I will try to track this down.
This is going to be a server side fix. (Not saying you ruled out from fixing it for that reason, but there's a lot more setup there!)
Heh ok, I'll focus on the client stuff for now and leave this to someone else ;)
- There was no obvious way to add more people to the people stock.
If there are no online.g.o contacts, a minimal thing would be to have a button to launch Pidgin.
It would be nice to auto-launch Pidgin on login, except for the first login you'd just a screen to setup the accounts.
Perhaps we should have a button which launches/configure Pidgin the first time and once things are configured we start it automatically.
That would be slick.
I will look into it then.
- Hard to find out how to add more stocks to the bigboard
We could split preferences and stocks management. Preferences could be provided by a normal GNOME capplet and stocks configuration by a "Widgets..." menu item (or something).

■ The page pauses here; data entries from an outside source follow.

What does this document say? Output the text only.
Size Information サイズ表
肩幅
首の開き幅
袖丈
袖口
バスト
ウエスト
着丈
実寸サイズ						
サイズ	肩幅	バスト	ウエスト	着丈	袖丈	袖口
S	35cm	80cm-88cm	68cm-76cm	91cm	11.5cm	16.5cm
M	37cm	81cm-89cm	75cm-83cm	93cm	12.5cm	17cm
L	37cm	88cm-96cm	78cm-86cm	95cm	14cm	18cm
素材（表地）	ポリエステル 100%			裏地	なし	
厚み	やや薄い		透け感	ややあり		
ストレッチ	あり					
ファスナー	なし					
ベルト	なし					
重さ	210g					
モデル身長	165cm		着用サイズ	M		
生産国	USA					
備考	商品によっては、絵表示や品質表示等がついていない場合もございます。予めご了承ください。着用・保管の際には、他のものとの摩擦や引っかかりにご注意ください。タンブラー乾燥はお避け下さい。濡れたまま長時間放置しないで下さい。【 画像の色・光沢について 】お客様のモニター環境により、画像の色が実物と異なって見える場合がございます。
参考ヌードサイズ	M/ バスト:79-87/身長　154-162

They are split up now, right? That is, they are parallel items along with Logout in the bigboard menu. A right click menu on the stock headers with "Remove from sidebar" "Add new widget" or whatever might provide an alternate route to get there.
I doubt a right click menu would be more discoverable :/
The idea was to keep it inside the bigboard menu (which the user *has* to discover if nothing else to be able to logout), but labelled more explicitly, "Widgets..." for example. Which would require to split the non-widgets preferences out of that dialog, presumably to a capplet.

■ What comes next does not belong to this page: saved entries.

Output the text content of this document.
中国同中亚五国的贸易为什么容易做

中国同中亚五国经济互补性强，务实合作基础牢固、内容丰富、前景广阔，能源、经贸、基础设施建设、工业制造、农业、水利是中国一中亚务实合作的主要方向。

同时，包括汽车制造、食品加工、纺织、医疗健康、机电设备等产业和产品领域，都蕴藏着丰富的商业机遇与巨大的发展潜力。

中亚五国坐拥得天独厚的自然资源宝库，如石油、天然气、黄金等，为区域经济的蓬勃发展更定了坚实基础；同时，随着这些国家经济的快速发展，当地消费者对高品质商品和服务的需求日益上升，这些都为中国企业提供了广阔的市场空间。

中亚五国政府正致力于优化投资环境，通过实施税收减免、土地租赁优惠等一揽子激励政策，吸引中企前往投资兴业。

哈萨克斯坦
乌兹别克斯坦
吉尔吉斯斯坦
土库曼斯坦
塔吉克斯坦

Obviously there is some value in keeping all the bigboard preferences together, so I'm not sure it's a good idea.
Hmm, that would introduce some inconstancy with the other browsers. You probably want to be able to explore what apps are there without accidentally launching them?
My feeling is that there is enough information in the main view to be able to explore them. Consistency between the browsers is a good point though.
I guess the question is whether the browser is for exploration or for launching stuff that you already know about.
Yeah. My understanding of the Applications widget is still poor. How does popular applications affect the list exactly? Is there any way to expand the number of items in the widget either manually or on the base of the latest/most used applications (by the local user)?